Impact of Race on Outcomes of Advanced Stage Non-Small Cell Lung Cancer Patients Receiving Immunotherapy

Author:

Pasli Melisa1ORCID,Kannaiyan Radhamani2,Namireddy Praveen3,Walker Paul4,Muzaffar Mahvish3ORCID

Affiliation:

1. Brody School of Medicine at East Carolina University, Greenville, NC 27834, USA

2. Division of Hospital Medicine, Eat Carolina University Health, 2100 Stantonsburg Road, Greenville, NC 27834, USA

3. Division of Hematology/Oncology, East Carolina University, Greenville, NC 27834, USA

4. Circulogene, Birmingham, AL 35209, USA

Abstract

Background: The impact of race in advanced stage non-small cell lung cancer (NSCLC) patients treated with immune checkpoint inhibitors (ICIs) is conflicting. Our study sought to examine racial disparities in time to treatment initiation (TTI), overall survival (OS), and progression-free survival (PFS) using a population that was almost equally black and white.

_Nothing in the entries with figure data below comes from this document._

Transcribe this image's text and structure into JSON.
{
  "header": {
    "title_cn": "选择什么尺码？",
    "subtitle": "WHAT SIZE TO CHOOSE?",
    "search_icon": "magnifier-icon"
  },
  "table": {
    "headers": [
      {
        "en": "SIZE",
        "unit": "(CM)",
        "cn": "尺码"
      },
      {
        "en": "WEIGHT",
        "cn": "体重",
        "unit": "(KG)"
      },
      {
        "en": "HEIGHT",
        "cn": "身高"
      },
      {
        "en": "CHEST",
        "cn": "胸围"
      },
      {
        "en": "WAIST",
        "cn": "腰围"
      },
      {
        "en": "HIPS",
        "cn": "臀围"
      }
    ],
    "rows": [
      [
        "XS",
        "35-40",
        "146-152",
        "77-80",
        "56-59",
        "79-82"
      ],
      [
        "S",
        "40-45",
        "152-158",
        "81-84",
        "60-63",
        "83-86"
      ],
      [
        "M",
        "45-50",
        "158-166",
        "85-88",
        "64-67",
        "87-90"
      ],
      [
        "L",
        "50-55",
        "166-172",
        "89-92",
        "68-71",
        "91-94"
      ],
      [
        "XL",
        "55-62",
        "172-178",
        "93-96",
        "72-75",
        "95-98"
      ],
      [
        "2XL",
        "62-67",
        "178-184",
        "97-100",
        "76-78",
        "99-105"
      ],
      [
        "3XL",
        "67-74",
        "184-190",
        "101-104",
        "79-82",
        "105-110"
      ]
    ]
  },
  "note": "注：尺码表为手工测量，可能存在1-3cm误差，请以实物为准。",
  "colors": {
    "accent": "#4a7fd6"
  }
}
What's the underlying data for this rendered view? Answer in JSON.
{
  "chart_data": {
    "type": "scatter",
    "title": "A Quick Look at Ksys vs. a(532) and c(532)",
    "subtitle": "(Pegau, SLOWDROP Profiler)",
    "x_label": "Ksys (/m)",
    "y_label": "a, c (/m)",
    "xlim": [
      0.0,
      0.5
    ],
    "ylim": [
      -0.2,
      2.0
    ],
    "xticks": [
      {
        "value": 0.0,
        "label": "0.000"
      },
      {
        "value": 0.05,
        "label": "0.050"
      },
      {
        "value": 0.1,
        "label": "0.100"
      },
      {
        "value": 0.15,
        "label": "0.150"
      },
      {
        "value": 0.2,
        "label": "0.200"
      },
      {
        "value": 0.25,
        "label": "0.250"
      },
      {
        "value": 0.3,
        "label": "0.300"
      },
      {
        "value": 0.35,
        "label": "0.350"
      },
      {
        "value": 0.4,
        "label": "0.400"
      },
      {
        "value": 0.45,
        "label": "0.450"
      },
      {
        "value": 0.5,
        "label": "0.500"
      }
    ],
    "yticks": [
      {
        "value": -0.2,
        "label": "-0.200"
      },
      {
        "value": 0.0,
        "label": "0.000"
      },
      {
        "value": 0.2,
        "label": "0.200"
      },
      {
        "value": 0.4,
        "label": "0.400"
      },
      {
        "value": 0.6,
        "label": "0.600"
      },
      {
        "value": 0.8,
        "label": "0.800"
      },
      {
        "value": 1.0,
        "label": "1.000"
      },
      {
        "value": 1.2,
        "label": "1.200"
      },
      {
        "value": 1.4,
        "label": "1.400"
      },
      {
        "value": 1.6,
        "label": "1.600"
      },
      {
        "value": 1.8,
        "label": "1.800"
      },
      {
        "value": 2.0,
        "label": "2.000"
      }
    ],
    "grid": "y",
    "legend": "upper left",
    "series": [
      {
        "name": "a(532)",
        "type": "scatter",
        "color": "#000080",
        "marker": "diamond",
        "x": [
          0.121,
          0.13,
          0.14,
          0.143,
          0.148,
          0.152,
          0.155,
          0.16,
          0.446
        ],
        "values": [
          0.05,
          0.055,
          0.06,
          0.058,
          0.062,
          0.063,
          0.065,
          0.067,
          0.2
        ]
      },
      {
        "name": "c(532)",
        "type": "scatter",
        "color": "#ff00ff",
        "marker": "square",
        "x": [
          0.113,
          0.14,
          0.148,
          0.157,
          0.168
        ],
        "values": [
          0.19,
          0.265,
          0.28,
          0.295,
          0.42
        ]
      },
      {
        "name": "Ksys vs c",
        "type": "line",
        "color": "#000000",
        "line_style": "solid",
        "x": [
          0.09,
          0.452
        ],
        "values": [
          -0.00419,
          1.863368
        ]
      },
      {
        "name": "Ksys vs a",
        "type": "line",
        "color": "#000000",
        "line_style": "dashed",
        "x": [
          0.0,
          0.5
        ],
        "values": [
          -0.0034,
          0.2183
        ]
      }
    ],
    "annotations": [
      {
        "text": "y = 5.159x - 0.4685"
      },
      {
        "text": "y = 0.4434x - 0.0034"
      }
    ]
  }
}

Methods: This was a retrospective cohort study of stage IV NSCLC patients > 18 years receiving immunotherapy at our center between 2014 and 2021. Kaplan—Meier curves and the multivariate Cox proportional hazards model determined the predictors of OS and PFS. Analyses were undertaken using IBM PSAW (SPSS v.28). Results: Out of 194 patients who met the inclusion criteria, 42.3% were black (n = 82). In the multivariate analysis, there was no difference in PFS (HR: 0.96; 95% CI: 0.66,1.40; p = 0.846) or OS (HR: 0.99; 95% CI: 0.66, 1.48; p = 0.966). No difference in treatment selection was observed between white and black patients (p = 0.363), nor was there a difference observed in median time to overall treatment initiation (p = 0.201). Conclusions: No difference was observed in OS and PFS in black and white patients. Black patients’ reception of timelier immunotherapy was an unanticipated finding. Future studies are necessary to better understand how race impacts patient outcomes.